Lois L. Hoyer
Professor, Pathobiology
Professional Interests: The main focus of my research is Candida albicans, a fungus that can exist in the human body as a commensal and, when presented with the correct opportunity, cause a variety of disease conditions. Two main forms of candidiasis are superficial and disseminated disease. Superficial (mucocutaneous) disease, such as vaginal candidiasis, can occur in normally healthy individuals. It is estimated that 75% of all women will experience Candida vaginitis and that 5% of women suffer from a recurrent, acute form of the condition. Normally healthy people can also suffer from denture stomatitis (denture sore mouth), a condition that affects up to 65% of denture wearers. Superficial candidiasis also strikes immunocompromised individuals. One prime example is esophageal candidiasis, an initial clinical sign associated with AIDS. Development of disseminated candidiasis typically requires a severe immunodeficiency. Once disseminated through the bloodstream, C. albicans can affect a variety of organs and tissues and may be fatal.

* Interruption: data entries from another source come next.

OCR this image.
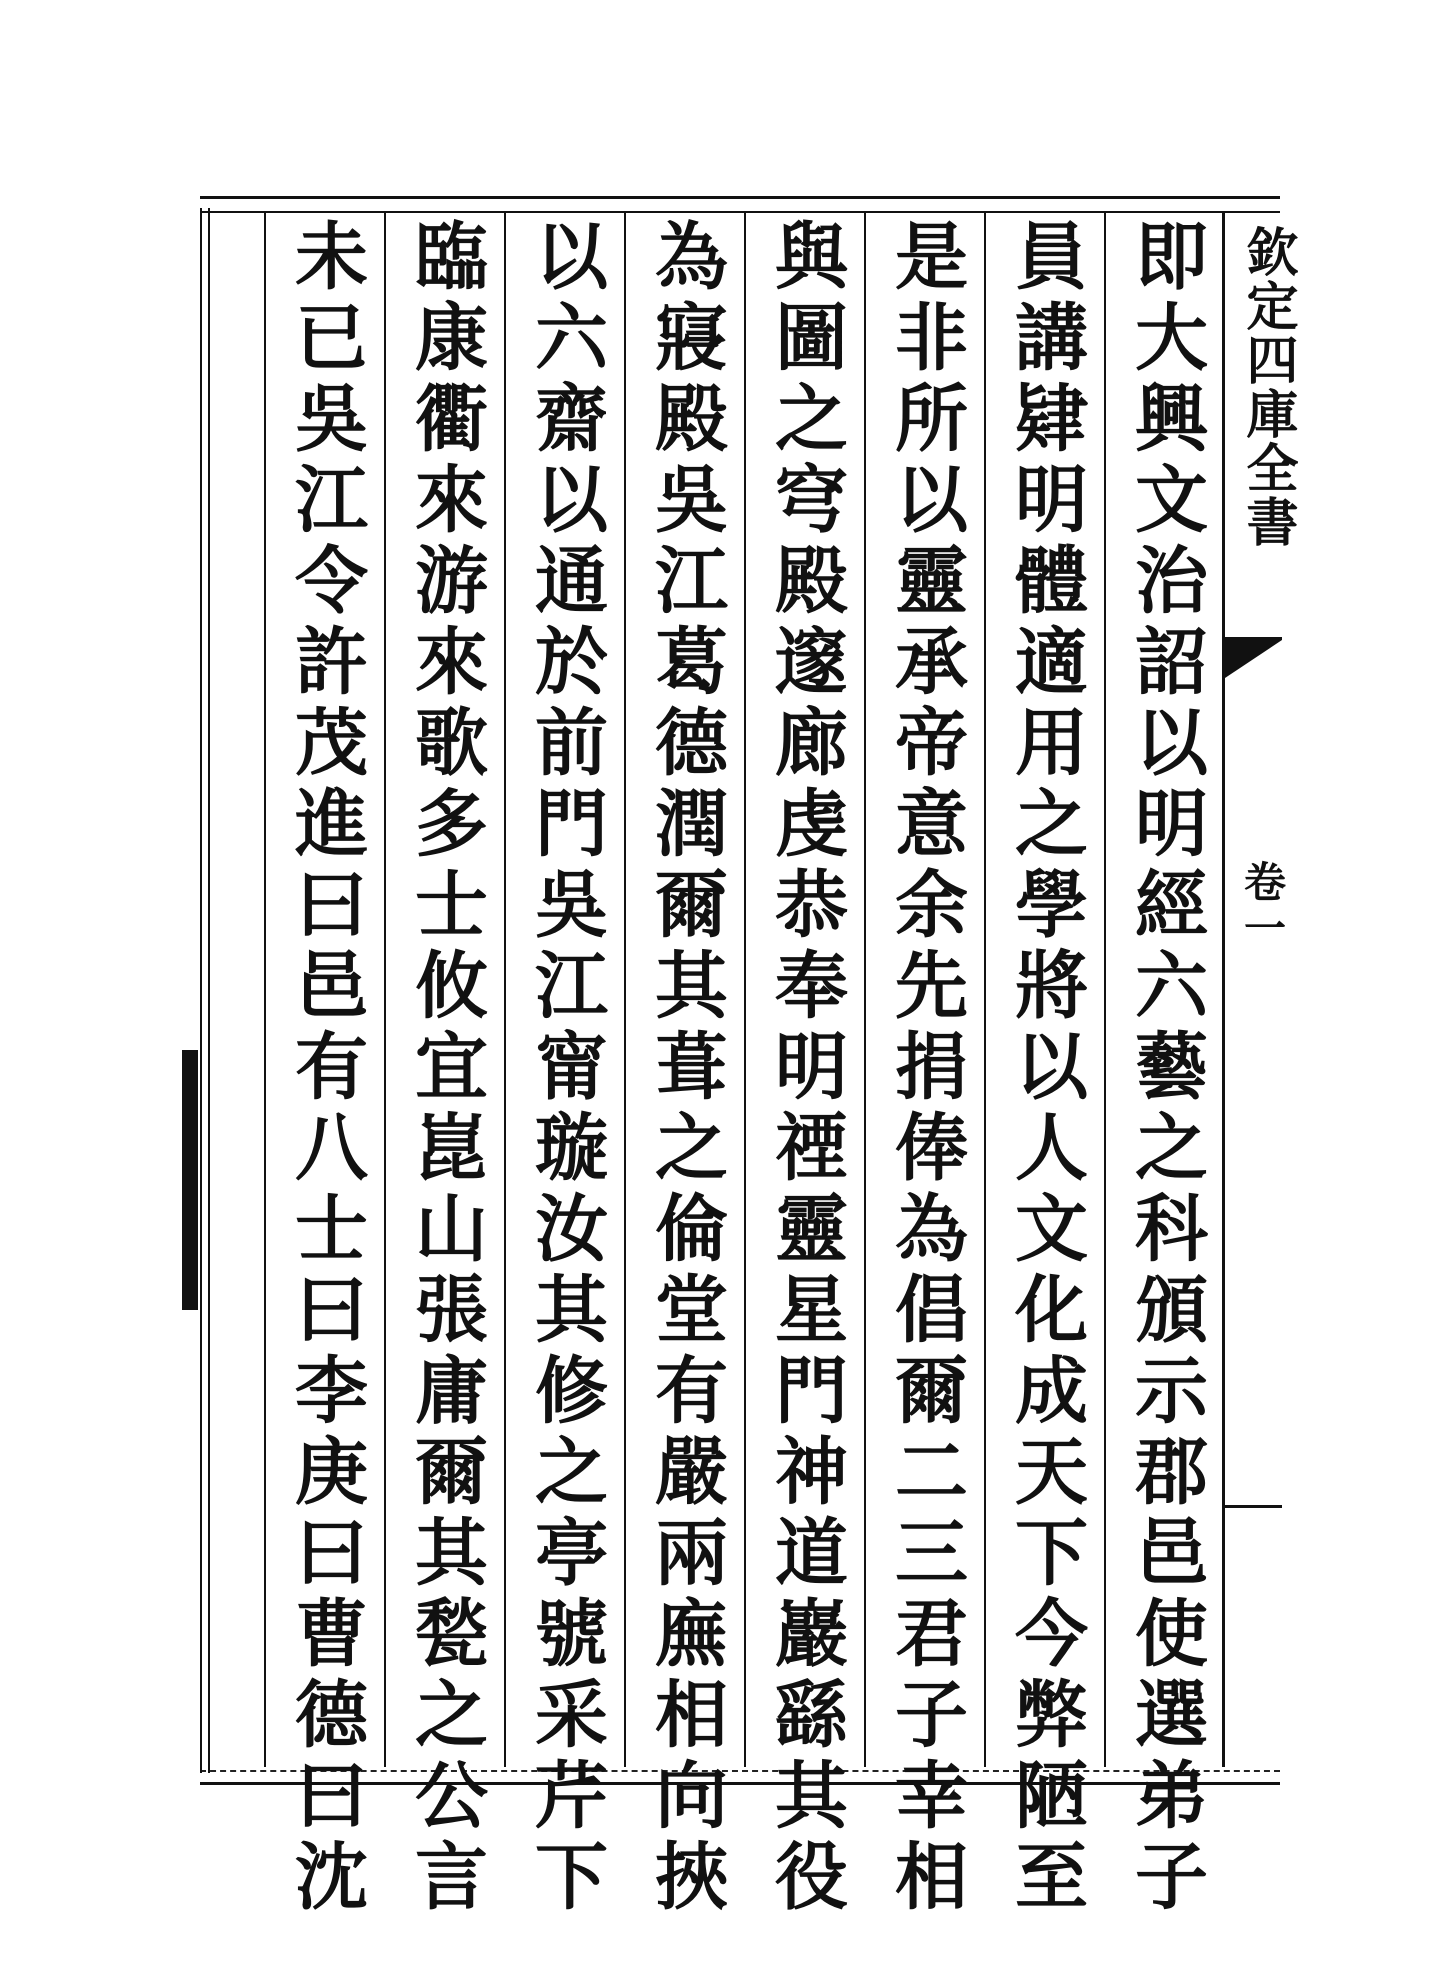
欽定四庫全書
卷一
即大興文治詔以明經六藝之科頒示郡邑使選弟子
員講肄明體適用之學將以人文化成天下今弊陋至
是非所以靈承帝意余先捐俸為倡爾二三君子幸相
與圖之穹殿邃廊虔恭奉明禋靈星門神道巖繇其役
為寢殿吳江葛德潤爾其葺之倫堂有嚴兩廡相向挾
以六齋以通於前門吳江甯璇汝其修之亭號采芹下
臨康衢來游來歌多士攸宜崑山張庸爾其甃之公言
未已吳江令許茂進曰邑有八士曰李庚曰曹德曰沈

Our major research effort investigates the function of cell-surface glycoproteins encoded by the C. albicans ALS (agglutinin-like sequence) gene family. Adhesive function has been demonstrated for some Als proteins. Other possible roles for Als proteins include cell size homeostasis, maintenance of cell wall structure, or signal transduction. We have investigated the ALS family at the level of gene expression in cultured cells, disease models, and clinical specimens. Regardless of the source of the specimen, some ALS genes exhibit large increases and decreases in transcriptional activity, while others are relatively quiet. We constructed C. albicans als/als mutant strains and found that some exhibit decreased adhesion to host cells while others, unexpectedly, show increased adhesion. Our current studies include efforts to explain these observations at the molecular level. We are also raising a specific monoclonal antibody against each Als protein and to study the dynamics of the proteins on the C. albicans cell surface. These studies have conclusively ruled out some hypotheses for Als family function including the idea that the family functions in phase variation. The collection of monoclonal antibodies is being used to address larger questions in C. albicans morphology and pathogenesis. Experimental approaches to our studies utilize molecular and biochemical techniques, in vitro and animal disease models, and analysis of human clinical specimens.
Selected Publications:
Hoyer, LL, CB Green, S-H Oh and X Zhao. 2008. Discovering the secrets of the Candida albicans agglutinin-like sequence (ALS) gene family—a sticky pursuit. Medical Mycology 46:1-15.
Zhao, X, S-H Oh, R Jajko, DJ Diekema, MA Pfaller, C Pujol, DR Soll and LL Hoyer. 2007. Analysis of ALS5 and ALS6 allelic variability in a geographically diverse collection of Candida albicans isolates. Fungal Genetics and Biology 44:1298-1309.
Zhao, X, S-H Oh, and LL Hoyer. 2007. Unequal contribution of ALS9 alleles to adhesion between Candida albicans and human vascular endothelial cells. Microbiology 153:2342-2350.
Zhao, X, S-H Oh and LL Hoyer. 2007. Deletion of ALS5, ALS6 or ALS7 increases adhesion of Candida albicans to human vascular endothelial and buccal epithelial cells. Medical Mycology 45:429-434.
Zhao X, K Daniels, CB Green, S-H Oh, DR Soll and LL Hoyer. 2006. Candida albicans Als3p is required for wild-type biofilm formation on silicone elastomer surfaces. Microbiology 152:2287-2299.
Cheng G, KM Yeater and LL Hoyer. 2006. Cellular and molecular biology of Candida albicans estrogen response. Eukaryotic Cell 5:180-191.